Les personnes les plus touchées par le décès sont les enfants de moins de 14 ans soit un taux de 55,54% des cas.
Le même taux est retrouvé chez les enfants de 1 -4 ans et les adultes de 15-49 ans soit 36,36%, indique la même source en précisant qu’aucun décès n’a été enregistré chez les enfants moins d’un an et le même constat a été fait chez les hommes âgés de plus de 50 ans.
Le rapport fait savoir que 85,71% des personnes piquées résident en milieu rural et plus de la moitié des cas sont survenus à l’intérieur des habitations soit 52,38% et 47,62% à l’extérieur des habitations et le risque de se faire piquer par un scorpion est plus élevé́ en soirée à partir de18h-00h et diminue progressivement vers le matin.
Il est ainsi relevé que les scorpions sont plus actifs dans ces zones où « l’accès aux soins médicaux d’urgence est limité ». La région Sud-est présente le plus grand taux de piqûres avec 27,85%, suivie par les Hauts-plateaux-centre à 18,56%. A l’opposé, le Nord-est à le taux le plus bas avec seulement 1,93%.
Quant à la prise en charge médicales des victimes, l’INSP rapporte que 33,33 % d’entre elles sont examinées en premier lieu dans un Établissement Publique Hospitalier (EPH )et une polyclinique.

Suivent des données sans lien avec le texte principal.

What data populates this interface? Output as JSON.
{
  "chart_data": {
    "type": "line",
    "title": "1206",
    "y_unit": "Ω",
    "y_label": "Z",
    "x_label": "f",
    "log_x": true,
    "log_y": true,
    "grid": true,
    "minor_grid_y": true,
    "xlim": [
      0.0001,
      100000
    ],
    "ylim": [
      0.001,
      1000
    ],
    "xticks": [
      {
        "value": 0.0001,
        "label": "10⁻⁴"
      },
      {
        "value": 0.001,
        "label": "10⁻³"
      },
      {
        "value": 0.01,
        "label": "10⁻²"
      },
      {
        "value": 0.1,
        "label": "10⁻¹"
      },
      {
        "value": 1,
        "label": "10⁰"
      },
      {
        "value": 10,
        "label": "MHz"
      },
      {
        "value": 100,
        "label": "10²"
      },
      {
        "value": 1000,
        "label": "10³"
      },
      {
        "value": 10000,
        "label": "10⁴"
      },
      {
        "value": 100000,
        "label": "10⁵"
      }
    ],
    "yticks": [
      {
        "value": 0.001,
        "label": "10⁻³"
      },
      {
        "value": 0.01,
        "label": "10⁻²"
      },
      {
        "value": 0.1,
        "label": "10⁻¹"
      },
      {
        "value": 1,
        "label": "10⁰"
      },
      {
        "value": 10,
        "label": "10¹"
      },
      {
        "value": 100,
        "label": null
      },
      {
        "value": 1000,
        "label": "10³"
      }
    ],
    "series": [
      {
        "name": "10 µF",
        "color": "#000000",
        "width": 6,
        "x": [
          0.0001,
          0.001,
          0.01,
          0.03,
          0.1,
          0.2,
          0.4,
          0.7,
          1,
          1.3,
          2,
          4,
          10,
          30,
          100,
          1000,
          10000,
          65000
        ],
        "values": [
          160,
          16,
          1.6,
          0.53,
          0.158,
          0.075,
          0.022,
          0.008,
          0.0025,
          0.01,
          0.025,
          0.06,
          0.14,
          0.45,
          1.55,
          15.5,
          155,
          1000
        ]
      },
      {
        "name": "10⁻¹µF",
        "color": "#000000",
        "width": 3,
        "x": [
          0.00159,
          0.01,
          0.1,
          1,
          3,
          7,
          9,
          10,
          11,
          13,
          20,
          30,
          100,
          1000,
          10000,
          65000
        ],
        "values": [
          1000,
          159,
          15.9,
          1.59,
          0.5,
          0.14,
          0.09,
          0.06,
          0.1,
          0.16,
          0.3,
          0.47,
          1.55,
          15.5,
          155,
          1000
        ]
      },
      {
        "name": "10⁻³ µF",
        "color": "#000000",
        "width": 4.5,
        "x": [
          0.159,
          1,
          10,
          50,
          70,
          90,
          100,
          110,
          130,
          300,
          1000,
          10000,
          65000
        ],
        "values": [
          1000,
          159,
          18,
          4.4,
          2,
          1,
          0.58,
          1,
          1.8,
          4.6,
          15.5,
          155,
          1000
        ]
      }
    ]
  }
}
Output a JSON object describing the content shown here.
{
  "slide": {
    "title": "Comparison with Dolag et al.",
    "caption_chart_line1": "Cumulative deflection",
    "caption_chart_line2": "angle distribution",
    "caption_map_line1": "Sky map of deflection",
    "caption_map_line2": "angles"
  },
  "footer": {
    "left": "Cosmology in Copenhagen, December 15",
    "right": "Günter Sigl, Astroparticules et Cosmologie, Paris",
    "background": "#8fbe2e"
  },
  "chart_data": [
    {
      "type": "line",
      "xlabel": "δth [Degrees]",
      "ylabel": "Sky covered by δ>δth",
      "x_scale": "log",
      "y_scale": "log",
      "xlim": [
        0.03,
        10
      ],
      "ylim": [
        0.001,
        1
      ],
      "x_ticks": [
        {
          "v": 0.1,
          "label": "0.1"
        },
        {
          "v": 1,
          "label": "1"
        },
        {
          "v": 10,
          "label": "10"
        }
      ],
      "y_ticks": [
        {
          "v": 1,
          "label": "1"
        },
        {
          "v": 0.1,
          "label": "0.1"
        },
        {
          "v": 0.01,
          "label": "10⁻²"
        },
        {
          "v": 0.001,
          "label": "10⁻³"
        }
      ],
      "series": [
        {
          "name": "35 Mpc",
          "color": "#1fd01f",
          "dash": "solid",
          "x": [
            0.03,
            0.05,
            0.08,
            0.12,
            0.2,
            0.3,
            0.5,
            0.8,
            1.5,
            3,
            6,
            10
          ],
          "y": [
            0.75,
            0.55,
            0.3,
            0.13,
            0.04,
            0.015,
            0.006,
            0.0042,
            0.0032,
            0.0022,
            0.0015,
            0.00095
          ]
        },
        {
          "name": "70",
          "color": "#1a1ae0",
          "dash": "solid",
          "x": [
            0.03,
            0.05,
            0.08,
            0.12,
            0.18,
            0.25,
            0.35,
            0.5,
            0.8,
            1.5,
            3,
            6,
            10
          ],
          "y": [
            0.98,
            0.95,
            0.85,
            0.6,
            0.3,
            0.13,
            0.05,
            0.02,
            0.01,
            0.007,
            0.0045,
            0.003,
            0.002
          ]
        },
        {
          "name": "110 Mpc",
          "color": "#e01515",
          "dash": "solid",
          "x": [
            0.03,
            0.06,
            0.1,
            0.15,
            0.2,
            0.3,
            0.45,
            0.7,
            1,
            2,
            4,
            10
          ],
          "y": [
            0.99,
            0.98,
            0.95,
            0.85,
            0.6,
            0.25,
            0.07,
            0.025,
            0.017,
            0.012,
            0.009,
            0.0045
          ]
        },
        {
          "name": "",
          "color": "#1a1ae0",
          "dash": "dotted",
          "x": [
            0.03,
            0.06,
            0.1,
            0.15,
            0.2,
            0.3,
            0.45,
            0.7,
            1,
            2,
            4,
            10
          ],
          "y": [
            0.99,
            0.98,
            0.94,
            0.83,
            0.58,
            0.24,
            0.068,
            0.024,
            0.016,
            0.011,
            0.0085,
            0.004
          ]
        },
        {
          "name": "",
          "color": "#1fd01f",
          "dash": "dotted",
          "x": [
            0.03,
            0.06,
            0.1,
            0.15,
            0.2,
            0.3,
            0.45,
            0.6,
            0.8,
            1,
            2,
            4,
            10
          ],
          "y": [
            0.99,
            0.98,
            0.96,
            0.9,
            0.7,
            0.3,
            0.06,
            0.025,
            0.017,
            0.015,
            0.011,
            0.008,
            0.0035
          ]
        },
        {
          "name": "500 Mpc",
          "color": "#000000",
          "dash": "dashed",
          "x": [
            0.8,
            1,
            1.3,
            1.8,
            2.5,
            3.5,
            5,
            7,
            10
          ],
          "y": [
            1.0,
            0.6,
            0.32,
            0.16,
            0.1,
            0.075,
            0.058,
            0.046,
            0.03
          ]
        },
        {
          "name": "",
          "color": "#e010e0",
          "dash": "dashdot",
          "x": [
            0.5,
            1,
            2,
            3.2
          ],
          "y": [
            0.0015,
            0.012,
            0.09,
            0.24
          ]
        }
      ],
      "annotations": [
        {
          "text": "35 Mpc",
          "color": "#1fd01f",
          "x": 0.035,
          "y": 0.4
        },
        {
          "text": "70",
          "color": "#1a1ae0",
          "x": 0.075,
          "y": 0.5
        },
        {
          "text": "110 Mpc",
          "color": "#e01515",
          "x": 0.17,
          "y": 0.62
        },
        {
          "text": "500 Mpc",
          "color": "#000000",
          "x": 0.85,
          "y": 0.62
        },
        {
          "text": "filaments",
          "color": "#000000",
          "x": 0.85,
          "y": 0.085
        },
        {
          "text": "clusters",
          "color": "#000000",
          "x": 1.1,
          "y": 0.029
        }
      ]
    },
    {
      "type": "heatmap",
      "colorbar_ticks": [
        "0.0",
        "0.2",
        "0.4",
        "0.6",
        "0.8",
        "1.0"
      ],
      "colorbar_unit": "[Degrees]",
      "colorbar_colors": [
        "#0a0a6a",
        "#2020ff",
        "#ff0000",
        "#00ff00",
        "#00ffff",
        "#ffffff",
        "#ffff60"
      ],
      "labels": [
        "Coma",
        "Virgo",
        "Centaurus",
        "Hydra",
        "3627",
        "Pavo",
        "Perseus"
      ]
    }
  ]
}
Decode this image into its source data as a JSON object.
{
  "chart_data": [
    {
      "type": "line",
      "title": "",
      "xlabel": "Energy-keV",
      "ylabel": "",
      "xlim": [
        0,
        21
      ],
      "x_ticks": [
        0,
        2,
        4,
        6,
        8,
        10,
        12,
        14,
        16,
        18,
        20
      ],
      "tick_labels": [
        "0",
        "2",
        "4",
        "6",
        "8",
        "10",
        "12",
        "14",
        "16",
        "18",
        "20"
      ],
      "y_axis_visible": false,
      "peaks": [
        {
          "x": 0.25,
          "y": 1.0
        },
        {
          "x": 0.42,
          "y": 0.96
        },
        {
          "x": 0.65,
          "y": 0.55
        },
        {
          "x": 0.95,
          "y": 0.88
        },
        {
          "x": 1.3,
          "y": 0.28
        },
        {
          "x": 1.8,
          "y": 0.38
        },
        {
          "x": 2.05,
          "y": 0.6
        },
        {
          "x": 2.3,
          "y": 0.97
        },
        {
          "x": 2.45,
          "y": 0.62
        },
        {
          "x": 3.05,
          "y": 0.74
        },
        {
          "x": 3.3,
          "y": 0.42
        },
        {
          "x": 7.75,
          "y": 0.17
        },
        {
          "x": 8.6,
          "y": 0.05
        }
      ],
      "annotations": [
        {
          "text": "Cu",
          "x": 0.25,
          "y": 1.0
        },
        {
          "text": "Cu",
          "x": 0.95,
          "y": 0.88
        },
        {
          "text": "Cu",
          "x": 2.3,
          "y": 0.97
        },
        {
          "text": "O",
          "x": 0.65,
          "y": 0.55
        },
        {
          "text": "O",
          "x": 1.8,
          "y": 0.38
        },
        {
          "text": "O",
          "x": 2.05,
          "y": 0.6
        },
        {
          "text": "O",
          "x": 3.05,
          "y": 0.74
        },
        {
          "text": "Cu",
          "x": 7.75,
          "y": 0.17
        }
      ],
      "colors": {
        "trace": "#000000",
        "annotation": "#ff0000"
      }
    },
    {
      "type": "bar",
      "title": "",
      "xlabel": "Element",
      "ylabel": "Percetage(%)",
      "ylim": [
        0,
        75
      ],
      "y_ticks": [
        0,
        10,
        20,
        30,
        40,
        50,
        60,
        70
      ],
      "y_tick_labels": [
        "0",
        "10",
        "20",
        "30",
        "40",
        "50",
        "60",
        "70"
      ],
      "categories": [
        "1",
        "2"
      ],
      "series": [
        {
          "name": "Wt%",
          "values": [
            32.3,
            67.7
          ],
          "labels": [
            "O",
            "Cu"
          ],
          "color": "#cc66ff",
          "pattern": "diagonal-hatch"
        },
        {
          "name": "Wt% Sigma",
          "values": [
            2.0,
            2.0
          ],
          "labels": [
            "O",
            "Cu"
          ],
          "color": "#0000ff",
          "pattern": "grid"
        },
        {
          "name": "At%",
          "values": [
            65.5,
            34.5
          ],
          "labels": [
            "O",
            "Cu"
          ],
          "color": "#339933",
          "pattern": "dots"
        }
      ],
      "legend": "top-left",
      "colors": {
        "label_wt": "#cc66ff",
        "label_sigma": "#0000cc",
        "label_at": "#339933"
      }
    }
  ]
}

En conclusion, Il est ainsi recommandé de redoubler de vigilance car l’envenimation scorpionique nécessite une intervention rapide et efficace combiné à des mesures préventives et éducatives pour diminuer de manière significative les taux de mortalité et de morbidité
A noter que lors d’un point de presse consacré à la situation épidémiologique des envenimations scorpioniques en 2023, le Directeur général de l’Institut national de la Santé publique (INSP) Pr Abderrezak Bouamra a mis en garde les citoyens de ces régions du pays contre ce risque sanitaire, leur recommandant des précautions à prendre afin de s’en prémunir.
Il s’agit notamment de bien fermer les fenêtres et les portes, de vérifier l’intérieur des chaussures avant de les porter, de secouer vêtements, literie et autres objets susceptibles d’y abriter les scorpions et d’éviter de s’asseoir sur l’herbe, a-t-il expliqué.